Vonnis gewezen in de hoofdzaak tussen Ledar en Ikea bekrachtigd

04-10-2021 Print this page
Auteur:
Charlotte van Schaijik
IEPT20210928, Hof Den Haag, Ledar v Ikea
(Met dank aan Gregor Vos en Rutger Stoop, Brinkhof N.V.)

Artikel 128(4) UMeV stelt buiten iedere twijfel dat ook in de situatie waarin een geldigheidsactie wordt ingesteld bij het Bureau nadat de hoofdzaak aanhangig is gemaakt, maar voordat in die hoofdzaak een reconventionele geldigheidsactie is ingesteld, in beginsel schorsing van de procedure moet volgen als (alsnog) een reconventionele vordering wordt ingesteld. Geen 'bijzondere reden' om de behandeling voort te zetten. Het enkele belang bij voortzetting van de procedure en het voorkomen van vertraging in de afdoening van de inbreukvordering is onvoldoende om als ‘bijzondere reden’ (artikel 132(1) UMeV te kunnen worden aangemerkt.

 

MERKENRECHT - PROCESRECHT

 

In de hoofdzaak vordert Ledar GMBH onder andere dat de rechtbank verklaart dat IKEA inbreuk maakt op haar merkenrechten en IKEA beveelt iedere verder inbreuk in alle landen van de Europese Unie op de merkrechten van Ledar te staken en gestaakt te houden. Het gaat hierbij om de Uniemerken LEDARC en LEDAR voor verlichting. IKEA verkoopt lampen onder de naam LEDARE. In reconventie vordert IKEA dat de rechtbank het LEDAR-merk en LEDARC-merk nietig verklaart omdat deze merken elk onderscheidend vermogen missen, beschrijvend zijn voor de waren, gebruikelijk zijn geworden en het depot van deze merken te kwader trouw is verricht. Het LEDARC-merk dient vervallen te worden verklaard, omdat het de afgelopen vijf jaar niet normaal is gebruikt in de EU. Ikea heeft bij wijze van incident gevorderd om de procedure op grond van artikel 128 lid 4 jo 132 lid 1 UMVo te schorsen wegens aanhangige procedures bij het EUIPO. Ledar kan zich niet verenigen met dit vonnis en heeft daarom hoger beroep ingesteld, waarbij het 3 grieven heeft geformuleerd. 

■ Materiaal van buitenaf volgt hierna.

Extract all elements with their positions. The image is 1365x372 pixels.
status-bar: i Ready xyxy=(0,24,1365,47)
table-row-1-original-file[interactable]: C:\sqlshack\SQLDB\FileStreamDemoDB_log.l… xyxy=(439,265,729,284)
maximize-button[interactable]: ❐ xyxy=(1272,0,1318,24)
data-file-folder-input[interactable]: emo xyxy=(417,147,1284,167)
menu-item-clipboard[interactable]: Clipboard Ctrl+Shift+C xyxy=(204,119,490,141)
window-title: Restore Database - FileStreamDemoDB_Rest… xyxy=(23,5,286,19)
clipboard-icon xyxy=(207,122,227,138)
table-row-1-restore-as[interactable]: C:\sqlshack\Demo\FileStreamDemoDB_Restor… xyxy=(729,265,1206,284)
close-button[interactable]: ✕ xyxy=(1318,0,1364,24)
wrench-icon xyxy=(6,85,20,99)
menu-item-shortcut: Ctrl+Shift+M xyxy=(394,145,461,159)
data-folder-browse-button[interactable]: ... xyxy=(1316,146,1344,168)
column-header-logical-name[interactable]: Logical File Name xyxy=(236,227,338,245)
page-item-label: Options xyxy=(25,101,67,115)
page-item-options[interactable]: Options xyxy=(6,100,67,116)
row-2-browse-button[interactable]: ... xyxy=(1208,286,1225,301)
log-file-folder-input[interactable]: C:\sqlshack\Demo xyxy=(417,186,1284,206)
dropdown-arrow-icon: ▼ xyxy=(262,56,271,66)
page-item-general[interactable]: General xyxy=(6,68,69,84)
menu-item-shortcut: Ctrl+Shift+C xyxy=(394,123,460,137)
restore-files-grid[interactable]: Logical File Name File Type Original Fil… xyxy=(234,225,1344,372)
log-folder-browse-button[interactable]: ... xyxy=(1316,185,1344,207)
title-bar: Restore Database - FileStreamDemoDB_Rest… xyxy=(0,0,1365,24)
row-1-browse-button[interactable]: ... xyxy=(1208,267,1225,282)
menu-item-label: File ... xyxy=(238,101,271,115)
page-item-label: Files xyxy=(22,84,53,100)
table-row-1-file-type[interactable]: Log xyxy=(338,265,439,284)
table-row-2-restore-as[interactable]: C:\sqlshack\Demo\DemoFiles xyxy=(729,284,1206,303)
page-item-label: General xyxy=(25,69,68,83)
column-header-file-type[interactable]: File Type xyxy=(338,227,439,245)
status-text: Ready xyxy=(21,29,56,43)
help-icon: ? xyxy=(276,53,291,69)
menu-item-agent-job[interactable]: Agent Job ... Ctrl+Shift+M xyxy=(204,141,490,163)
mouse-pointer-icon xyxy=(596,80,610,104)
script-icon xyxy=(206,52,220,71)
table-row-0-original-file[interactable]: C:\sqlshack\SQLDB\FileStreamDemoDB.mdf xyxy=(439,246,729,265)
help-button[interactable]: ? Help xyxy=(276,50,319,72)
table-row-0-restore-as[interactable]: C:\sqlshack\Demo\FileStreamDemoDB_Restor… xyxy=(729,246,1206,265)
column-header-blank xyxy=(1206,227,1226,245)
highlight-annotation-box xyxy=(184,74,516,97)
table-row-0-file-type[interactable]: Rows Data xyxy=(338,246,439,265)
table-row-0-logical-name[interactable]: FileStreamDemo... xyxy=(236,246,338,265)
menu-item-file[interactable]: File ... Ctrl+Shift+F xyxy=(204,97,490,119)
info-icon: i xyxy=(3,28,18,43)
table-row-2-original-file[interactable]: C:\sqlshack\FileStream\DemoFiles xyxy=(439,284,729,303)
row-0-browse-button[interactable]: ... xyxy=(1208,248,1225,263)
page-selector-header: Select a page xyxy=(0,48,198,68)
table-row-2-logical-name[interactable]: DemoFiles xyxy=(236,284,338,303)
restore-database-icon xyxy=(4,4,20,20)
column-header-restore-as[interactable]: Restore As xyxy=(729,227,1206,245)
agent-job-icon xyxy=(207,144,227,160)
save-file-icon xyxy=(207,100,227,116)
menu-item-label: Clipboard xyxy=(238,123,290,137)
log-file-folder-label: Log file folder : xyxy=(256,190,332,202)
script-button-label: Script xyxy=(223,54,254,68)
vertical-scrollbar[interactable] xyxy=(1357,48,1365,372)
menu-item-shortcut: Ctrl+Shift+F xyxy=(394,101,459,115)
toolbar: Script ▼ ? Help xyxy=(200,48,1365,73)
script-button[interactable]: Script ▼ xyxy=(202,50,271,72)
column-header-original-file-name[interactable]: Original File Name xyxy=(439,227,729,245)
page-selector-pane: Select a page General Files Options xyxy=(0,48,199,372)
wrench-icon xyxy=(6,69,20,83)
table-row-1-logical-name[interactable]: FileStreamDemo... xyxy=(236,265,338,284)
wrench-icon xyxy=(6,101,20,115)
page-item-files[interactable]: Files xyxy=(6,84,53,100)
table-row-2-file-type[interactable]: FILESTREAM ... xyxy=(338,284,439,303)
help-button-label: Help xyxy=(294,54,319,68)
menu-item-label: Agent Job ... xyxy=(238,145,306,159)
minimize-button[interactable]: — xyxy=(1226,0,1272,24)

Grief 1, waarin Ledar stelt dat de rechtbank ten onrechte heeft geoordeeld dat artikel 128 lid 4 UMVo onder de gegeven omstandigheden noopt tot schorsing van de procedure in conventie en reconventie, slaagt niet. Ikea heeft er terecht op gewezen dat het in het handelsverkeer gebruikelijk is dat een partij, eerst wordt aangesproken en zo nodig gesommeerd met betrekking tot een gestelde merkinbreuk, alvorens zij in rechte wordt betrokken. In die situatie is de beweerdelijk inbreukmakende partij in de gelegenheid voorafgaand aan een inbreukprocedure een geldigheidsactie bij het Bureau in te stellen en staat het haar vrij vervolgens in de hoofdzaak ook nog een reconventionele geldigheidsactie in te stellen. Daarnaast heeft de schorsing van de procedure niet noodzakelijkerwijs tot een onaanvaardbare vertraging van de inbreukprocedure te leiden, in tegenstelling tot hetgeen Ledar betoogt. 


Verder is grief 2 tevergeefs voorgesteld. Ledar stelt dat de rechtbank ten onrechte heeft geoordeeld dat er geen bijzondere reden zou zijn om de behandeling voort te zetten, zoals bedoeld in artikel 132 lid 1 UMVo. Zij meent dat haar belang bij voortzetting van de procedure groter is dan Ikea’s belang bij schorsing. Het enkele belang bij voortzetting van de procedure en het voorkomen van vertraging is onvoldoende om als ‘bijzondere reden’ te kunnen worden aangemerkt. 


Het hof concludeert dat grief 3 evenmin slaagt. Met deze grief komt Ledar op tegen de conclusie dat de procedure niet alleen in reconventie, maar ook in conventie moet worden geschorst. Het Hof betoogt dat met schorsing van de procedure de procedure in conventie en reconventie wordt bedoeld (zo luiden immers artikel 132 lid 1 en artikel 128 lid 4 UMVo). 

 

De slotsom is dat geen van de grieven slaagt en het Vonnis moet worden bekrachtigd. Ledar zal worden veroordeeld in de proceskosten van Ikea.